トゲ

階下で叫び声がするので、はだしで犬の糞でもふんじゃったのかと、いちおう「だいじょーぶ?どしたのぉ?」と声をかけた。「とげが…!(そのあとにつづくのは子供に聞かせちゃいけない言葉)」
とげが刺さったぐらいで騒ぐなよ、と主人の指先をみると、何というのか、スーパーサイズ?アメリカンサイズ?マグナム?「とげ」という言葉は使えないような「木片」がつめの先から半月の先までぎっしりとささっている。ぎゃっ、これじゃあさわぐよな、と思ったが、一応落ち着いた声で、「わー、いたそうだね」「あたりまえ、みればわかるでしょ…」と最高に不機嫌な声。ま、あたりまえだ。
一日中不機嫌なのも困るし、ばい菌でもはいって「もっと早く手当をしていれば…」という事になっても困るので、病院に連絡をいれて、午後のアポイントメントをとった。
最初のショックと痛みは消えたものの、心臓といっしょにどきどきと、手をしたにおろすとたいへんいたいらしい。そうね、あの大きさのとげだから。
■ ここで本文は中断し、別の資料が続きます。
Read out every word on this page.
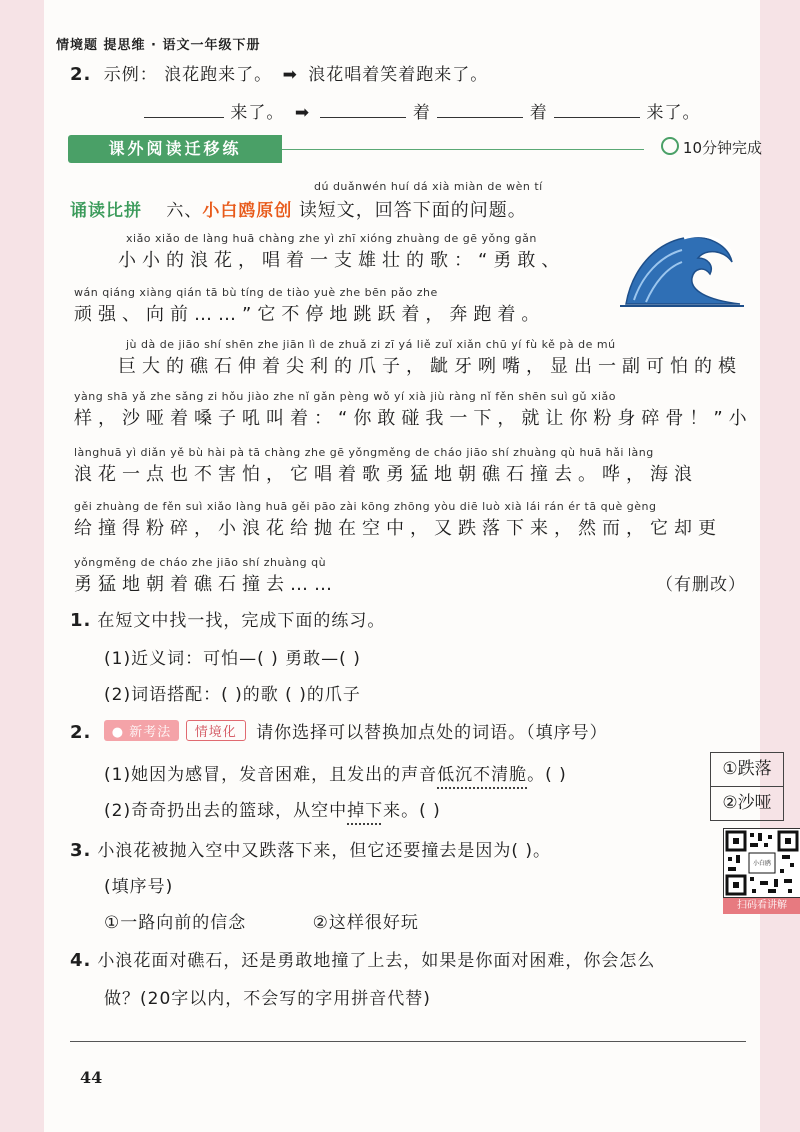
情境题 提思维 · 语文一年级下册
2. 示例： 浪花跑来了。 ➡ 浪花唱着笑着跑来了。
来了。 ➡	着	着	来了。
课外阅读迁移练	10分钟完成
dú duǎnwén huí dá xià miàn de wèn tí
诵读比拼 六、小白鸥原创 读短文，回答下面的问题。
xiǎo xiǎo de làng huā chàng zhe yì zhī xióng zhuàng de gē yǒng gǎn
小小的浪花，唱着一支雄壮的歌：“勇敢、
wán qiáng xiàng qián tā bù tíng de tiào yuè zhe bēn pǎo zhe
顽强、向前……”它不停地跳跃着，奔跑着。
jù dà de jiāo shí shēn zhe jiān lì de zhuǎ zi zī yá liě zuǐ xiǎn chū yí fù kě pà de mú
巨大的礁石伸着尖利的爪子，龇牙咧嘴，显出一副可怕的模
yàng shā yǎ zhe sǎng zi hǒu jiào zhe nǐ gǎn pèng wǒ yí xià jiù ràng nǐ fěn shēn suì gǔ xiǎo
样，沙哑着嗓子吼叫着：“你敢碰我一下，就让你粉身碎骨！”小
lànghuā yì diǎn yě bù hài pà tā chàng zhe gē yǒngměng de cháo jiāo shí zhuàng qù huā hǎi làng
浪花一点也不害怕，它唱着歌勇猛地朝礁石撞去。哗，海浪
gěi zhuàng de fěn suì xiǎo làng huā gěi pāo zài kōng zhōng yòu diē luò xià lái rán ér tā què gèng
给撞得粉碎，小浪花给抛在空中，又跌落下来，然而，它却更
yǒngměng de cháo zhe jiāo shí zhuàng qù
勇猛地朝着礁石撞去……	（有删改）
1. 在短文中找一找，完成下面的练习。
(1)近义词：可怕—( ) 勇敢—( )
(2)词语搭配：( )的歌 ( )的爪子
2. ● 新考法 情境化 请你选择可以替换加点处的词语。（填序号）
(1)她因为感冒，发音困难，且发出的声音低沉不清脆。( )
(2)奇奇扔出去的篮球，从空中掉下来。( )
①跌落
②沙哑
3. 小浪花被抛入空中又跌落下来，但它还要撞去是因为( )。
(填序号)
①一路向前的信念	②这样很好玩
小白鸥
扫码看讲解
4. 小浪花面对礁石，还是勇敢地撞了上去，如果是你面对困难，你会怎么
做？(20字以内，不会写的字用拼音代替)
44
さて、午後になり、いざ病院へ。どうせアポイントメントがあっても待たされるんだから、とiPodを持って行こうとした主人、また不機嫌な言葉が。こういうときに限って、電池切れなのだ。ふっ、ついてないひとだね。
予想に反して待つ事も無く小部屋に案内された。アメリカのことだからちゃんと麻酔をかけて知らない間にすっきりと処置してくれさ。のはずだったが、30分ほどしても、出てくるのは主人より先に入ったひとたちばかり。あと5分も待ってでてこなかったら…とおもっていたころ、廊下のむこうから汗まみれ、ふらふらの主人の姿。麻酔なしでいきなり爪のあいだに何やら入れてひっぱりだしたらしい。とれたあとでドクターは「いやー、ラッキー!全部はとれないと思ってたよ」だと。あの主人の顔をみたら、どうだった?などときけなかったが、もうすこしで気絶しそうだったので途中で「タイム」したらしい。
そのあと、しっかり病人になってしまい、ベッドでテレビなど見てる。まったくー、私、二人目の子供の出産は「日帰り」っだったぞ。